Dans les premiers jours au Caire, environ 600 habitants de Musa Dagh et 300 Arméniens résidant en Égypte s’étaient enrôlés.
Vers la fin de 1916, ils se rendirent à Monarga, à Chypre, avec des centaines d’autres Volontaires arméniens pour des exercices militaires.
Au début de 1917, plus de 5 000 jeunes Arméniens vivant aux États-Unis s’étaient inscrits en l’espace de quelques jours. Quelques mois plus tard, ils étaient près de 10 000 volontaires. En raison d’un manque de moyens de transport, de juin à novembre, seulement 1 200 d’entre eux purent traverser l’Atlantique, atteignant la France, principalement à bord de navires marchands dans des conditions très difficiles, avec 70 à 90 personnes par bateau. De Marseille à Port-Saïd, un navire de transport français transportant des Arméniens fut attaqué par un sous-marin allemand, mais grâce à des radeaux, ils furent transférés sur un autre navire. Après un voyage de 16 jours dans des cabines étroites et sales, ils atteignirent enfin l’Égypte, puis Chypre.
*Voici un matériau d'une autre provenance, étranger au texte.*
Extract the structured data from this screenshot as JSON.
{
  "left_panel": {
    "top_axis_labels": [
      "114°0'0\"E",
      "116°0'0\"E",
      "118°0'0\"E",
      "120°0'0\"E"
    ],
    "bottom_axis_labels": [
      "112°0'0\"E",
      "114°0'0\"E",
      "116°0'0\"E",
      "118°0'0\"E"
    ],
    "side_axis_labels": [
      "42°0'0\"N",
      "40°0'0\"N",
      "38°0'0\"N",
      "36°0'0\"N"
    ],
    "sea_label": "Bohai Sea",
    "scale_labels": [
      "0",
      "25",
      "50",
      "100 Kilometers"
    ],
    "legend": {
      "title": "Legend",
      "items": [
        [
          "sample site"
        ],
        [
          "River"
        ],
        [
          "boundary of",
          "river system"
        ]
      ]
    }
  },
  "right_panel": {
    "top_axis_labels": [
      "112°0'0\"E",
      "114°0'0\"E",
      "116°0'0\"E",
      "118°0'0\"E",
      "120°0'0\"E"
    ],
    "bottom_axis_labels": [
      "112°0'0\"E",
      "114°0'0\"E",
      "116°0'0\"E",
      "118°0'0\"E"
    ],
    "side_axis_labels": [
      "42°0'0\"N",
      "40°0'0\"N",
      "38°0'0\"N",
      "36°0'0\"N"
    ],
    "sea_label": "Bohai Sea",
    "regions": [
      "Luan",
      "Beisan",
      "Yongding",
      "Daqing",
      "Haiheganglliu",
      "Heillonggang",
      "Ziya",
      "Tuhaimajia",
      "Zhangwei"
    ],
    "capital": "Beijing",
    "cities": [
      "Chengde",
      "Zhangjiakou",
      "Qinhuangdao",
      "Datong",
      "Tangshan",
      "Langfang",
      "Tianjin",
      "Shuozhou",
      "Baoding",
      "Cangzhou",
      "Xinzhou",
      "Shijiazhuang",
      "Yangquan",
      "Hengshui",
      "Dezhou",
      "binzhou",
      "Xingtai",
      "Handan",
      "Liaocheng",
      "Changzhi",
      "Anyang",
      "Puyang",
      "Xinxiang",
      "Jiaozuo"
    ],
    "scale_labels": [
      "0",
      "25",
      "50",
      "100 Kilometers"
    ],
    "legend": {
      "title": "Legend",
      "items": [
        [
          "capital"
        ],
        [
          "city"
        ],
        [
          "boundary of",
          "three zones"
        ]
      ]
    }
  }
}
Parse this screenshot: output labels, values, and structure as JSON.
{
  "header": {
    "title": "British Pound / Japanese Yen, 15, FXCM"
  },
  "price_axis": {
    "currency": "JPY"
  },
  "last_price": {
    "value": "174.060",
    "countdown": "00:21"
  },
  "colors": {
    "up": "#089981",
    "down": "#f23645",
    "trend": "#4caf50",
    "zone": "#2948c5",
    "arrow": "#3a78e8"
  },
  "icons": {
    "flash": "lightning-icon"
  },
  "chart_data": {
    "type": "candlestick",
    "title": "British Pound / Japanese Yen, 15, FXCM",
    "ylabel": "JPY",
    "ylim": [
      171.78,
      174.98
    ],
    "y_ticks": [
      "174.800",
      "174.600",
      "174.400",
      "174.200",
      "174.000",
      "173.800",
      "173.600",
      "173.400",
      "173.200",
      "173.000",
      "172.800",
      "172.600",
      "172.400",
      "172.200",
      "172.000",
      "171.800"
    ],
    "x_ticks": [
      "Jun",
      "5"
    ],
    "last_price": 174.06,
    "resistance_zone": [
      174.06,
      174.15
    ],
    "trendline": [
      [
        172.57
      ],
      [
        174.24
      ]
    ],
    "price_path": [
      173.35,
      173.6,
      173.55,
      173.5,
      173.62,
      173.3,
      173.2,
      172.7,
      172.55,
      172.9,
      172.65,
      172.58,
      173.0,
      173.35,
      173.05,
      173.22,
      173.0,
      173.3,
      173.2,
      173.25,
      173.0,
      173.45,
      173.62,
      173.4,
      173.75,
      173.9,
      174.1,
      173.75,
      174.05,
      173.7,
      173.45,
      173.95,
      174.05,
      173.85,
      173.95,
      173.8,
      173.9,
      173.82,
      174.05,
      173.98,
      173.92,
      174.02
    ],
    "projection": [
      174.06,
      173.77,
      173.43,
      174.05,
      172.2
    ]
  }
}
Dans son autobiographie, le légionnaire Hovhannes Karapetian se remémore : « Le 18 septembre, nous sommes descendus dans nos tranchées fortifiées et avons attendu la nuit. À 3h30 du matin, l’assaut a commencé…
Le fracas terrifiant des rafales de balles retentissait, comme si le ciel et la terre se heurtaient dans l’obscurité de la nuit. Mais pour nous, les légionnaires arméniens, cela ressemblait à une fête de mariage.
Poussés par un fort désir de vengeance contre les Turcs, chacun de nous était devenu un lion sauvage en quête de proie. Entièrement armés, avec les baïonnettes fixées sur nos fusils, nous ne connaissions pas la peur.
Notre objectif principal était de régler nos comptes avec l’ennemi pour le génocide arménien et de rendre justice à un maximum de Turcs.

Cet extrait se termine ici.